Der Drakonier grinste und stieß seinen Partner an, der Tolpan zu sich zog, eine Klauenhand klammerte sich an den Kragen des Kenders. »Sicher wird er zu dir zurückkommen – wenn er es schafft, aus ihrem Bett herauszukommen!«
Caramon errötete. Tolpan warf dem Krieger einen beunruhigten Blick zu. Der Kender hatte noch keine Gelegenheit gehabt, Caramon Tanis' letzte Botschaft mitzuteilen, und er befürchtete, daß der Krieger alles ruinieren könnte, obwohl sich Tolpan nicht sicher war, was man eigentlich noch ruinieren konnte. Trotzdem...
Aber Caramon schüttelte in verletzter Würde den Kopf.
»Vor Abendanbruch bin ich draußen«, knurrte er. »Wir haben soviel zusammen erlebt. Er läßt mich nicht im Stich.«
Tolpan, der einen nachdenklichen Ton in Caramons Stimme hörte, zappelte vor Ungeduld und Verlangen, in Caramons Nähe zu kommen, um ihm alles zu erklären. Aber in diesem Moment schrie Tika vor Wut auf. Tolpan drehte den Kopf und sah, daß eine Wache an ihrer Bluse riß; an ihrem Hals waren bereits blutige Wunden von seinen Klauenhänden. Caramon schrie, aber zu spät. Tika schlug in bester Wirtshaustradition mit dem Handrücken in das Reptiliengesicht.

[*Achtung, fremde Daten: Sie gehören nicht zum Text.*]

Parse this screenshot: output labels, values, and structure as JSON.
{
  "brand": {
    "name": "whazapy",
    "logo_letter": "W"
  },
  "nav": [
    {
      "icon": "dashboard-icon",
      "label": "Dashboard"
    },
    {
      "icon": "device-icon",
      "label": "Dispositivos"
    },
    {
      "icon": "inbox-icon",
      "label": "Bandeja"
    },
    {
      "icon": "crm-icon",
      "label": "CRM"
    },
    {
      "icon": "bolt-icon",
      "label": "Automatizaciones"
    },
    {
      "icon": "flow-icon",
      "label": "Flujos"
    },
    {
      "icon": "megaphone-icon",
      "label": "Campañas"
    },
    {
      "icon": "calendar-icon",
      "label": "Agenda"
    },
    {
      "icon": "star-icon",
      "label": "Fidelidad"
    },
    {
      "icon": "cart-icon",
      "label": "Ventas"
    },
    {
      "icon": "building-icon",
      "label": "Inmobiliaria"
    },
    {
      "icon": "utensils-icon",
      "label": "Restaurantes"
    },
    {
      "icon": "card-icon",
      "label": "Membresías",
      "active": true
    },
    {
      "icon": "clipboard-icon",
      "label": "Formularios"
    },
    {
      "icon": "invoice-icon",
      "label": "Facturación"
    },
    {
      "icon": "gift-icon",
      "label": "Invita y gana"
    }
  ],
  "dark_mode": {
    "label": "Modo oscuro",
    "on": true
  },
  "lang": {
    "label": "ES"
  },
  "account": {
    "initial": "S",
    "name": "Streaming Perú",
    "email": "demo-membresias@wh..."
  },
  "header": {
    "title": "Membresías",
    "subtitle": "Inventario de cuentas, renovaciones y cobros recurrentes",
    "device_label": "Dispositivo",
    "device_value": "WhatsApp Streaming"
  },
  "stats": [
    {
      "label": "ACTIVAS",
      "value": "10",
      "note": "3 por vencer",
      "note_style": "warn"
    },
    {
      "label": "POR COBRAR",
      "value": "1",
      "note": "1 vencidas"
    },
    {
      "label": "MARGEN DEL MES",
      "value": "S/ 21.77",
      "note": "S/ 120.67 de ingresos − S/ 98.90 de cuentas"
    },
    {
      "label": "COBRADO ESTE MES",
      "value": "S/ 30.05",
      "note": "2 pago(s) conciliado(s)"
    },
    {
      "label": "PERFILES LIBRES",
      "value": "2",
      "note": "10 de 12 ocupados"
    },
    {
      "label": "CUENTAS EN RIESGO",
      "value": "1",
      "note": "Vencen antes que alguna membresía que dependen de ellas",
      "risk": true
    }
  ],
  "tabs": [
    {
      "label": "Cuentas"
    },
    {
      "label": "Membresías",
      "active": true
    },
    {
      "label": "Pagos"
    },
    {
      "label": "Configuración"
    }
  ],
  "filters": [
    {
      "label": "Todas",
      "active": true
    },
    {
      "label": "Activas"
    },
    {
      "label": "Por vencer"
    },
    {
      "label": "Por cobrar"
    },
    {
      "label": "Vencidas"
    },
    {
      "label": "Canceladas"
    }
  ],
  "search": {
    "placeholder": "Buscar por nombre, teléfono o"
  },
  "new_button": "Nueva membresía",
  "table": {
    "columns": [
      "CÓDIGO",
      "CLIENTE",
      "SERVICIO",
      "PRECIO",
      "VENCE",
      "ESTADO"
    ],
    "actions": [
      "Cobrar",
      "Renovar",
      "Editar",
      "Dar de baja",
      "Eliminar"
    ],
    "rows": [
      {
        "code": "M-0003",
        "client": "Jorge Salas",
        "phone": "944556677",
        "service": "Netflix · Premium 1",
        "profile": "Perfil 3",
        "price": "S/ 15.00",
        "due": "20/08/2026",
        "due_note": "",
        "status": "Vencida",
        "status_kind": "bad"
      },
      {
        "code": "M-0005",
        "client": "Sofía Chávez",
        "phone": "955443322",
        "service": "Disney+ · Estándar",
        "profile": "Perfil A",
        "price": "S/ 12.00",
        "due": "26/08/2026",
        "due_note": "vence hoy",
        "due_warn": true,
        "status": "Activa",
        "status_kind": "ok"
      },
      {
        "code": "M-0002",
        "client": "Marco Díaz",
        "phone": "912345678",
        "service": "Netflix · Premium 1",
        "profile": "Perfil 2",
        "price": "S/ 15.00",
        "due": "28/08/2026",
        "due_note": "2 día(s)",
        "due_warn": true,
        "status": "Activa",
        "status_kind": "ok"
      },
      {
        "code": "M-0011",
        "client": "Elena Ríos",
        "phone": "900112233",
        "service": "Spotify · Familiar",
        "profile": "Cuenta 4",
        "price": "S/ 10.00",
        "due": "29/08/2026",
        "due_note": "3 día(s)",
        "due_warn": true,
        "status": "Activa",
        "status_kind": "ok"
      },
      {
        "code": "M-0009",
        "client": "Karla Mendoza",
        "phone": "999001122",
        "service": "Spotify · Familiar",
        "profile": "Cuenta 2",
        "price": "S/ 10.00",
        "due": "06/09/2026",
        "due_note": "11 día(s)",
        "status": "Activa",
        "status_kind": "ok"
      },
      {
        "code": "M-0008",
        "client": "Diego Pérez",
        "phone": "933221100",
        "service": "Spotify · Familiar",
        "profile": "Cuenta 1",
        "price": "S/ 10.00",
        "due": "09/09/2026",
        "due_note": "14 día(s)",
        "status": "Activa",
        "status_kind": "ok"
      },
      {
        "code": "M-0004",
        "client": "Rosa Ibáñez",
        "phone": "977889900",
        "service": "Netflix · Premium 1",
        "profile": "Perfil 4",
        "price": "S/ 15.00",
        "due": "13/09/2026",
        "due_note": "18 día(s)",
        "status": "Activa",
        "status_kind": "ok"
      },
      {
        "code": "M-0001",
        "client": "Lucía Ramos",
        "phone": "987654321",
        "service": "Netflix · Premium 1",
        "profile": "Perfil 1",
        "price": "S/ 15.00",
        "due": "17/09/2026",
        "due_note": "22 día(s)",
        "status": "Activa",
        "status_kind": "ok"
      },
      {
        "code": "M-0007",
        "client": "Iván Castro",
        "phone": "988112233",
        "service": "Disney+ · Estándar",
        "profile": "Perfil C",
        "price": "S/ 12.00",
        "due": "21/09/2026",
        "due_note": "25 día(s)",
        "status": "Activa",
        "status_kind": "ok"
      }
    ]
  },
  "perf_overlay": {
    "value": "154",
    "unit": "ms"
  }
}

Wütend schleuderte der Drakonier Tika auf die Straße und hob seine Peitsche. Tolpan hörte Caramon den Atem anhalten, und der Kender krümmte sich, bereitete sich auf das Ende vor.
»He! Verunstalte sie nicht!« brüllte Caramon. »Falls du dafür nicht verantwortlich gemacht werden willst. Fürstin Kitiara hat uns für sie sechs Silbermünzen versprochen, und wir werden sie bestimmt nicht bekommen, wenn sie so zugerichtet wird!«
Der Drakonier zögerte. Caramon war ein Gefangener, das stimmte. Aber die Wachen hatten alle gesehen, wie sein Freund von der Finsteren Herrin herzlich willkommen geheißen wurde. Sollten sie es wagen, einen weiteren Mann zu beleidigen, der vielleicht hoch in ihrer Gunst stand? Offenbar konnten sie es nicht. Sie zogen Tika grob auf die Füße und schoben sie weiter.
Tolpan atmete erleichtert auf, dann warf er einen besorgten Blick auf Berem, der die ganze Zeit sehr ruhig gewesen war. Er hatte recht. Berem hätte sich in einer anderen Welt befinden können. Seine Augen waren weit aufgerissen und zu einem seltsamen Blick erstarrt. Sein Mund war halb offen, er wirkte fast wie ein Schwachsinniger. Zumindest sah er nicht wie jemand aus, der Ärger erregen würde. Caramon spielte scheinbar seine Rolle weiter, und mit Tika war alles in Ordnung. Im Moment brauchte ihn also keiner. Vor Erleichterung aufseufzend begann sich Tolpan interessiert im Tempelareal umzusehen, zumindest soweit es mit dem Drakonier, der an seinem Kragen hing, möglich war.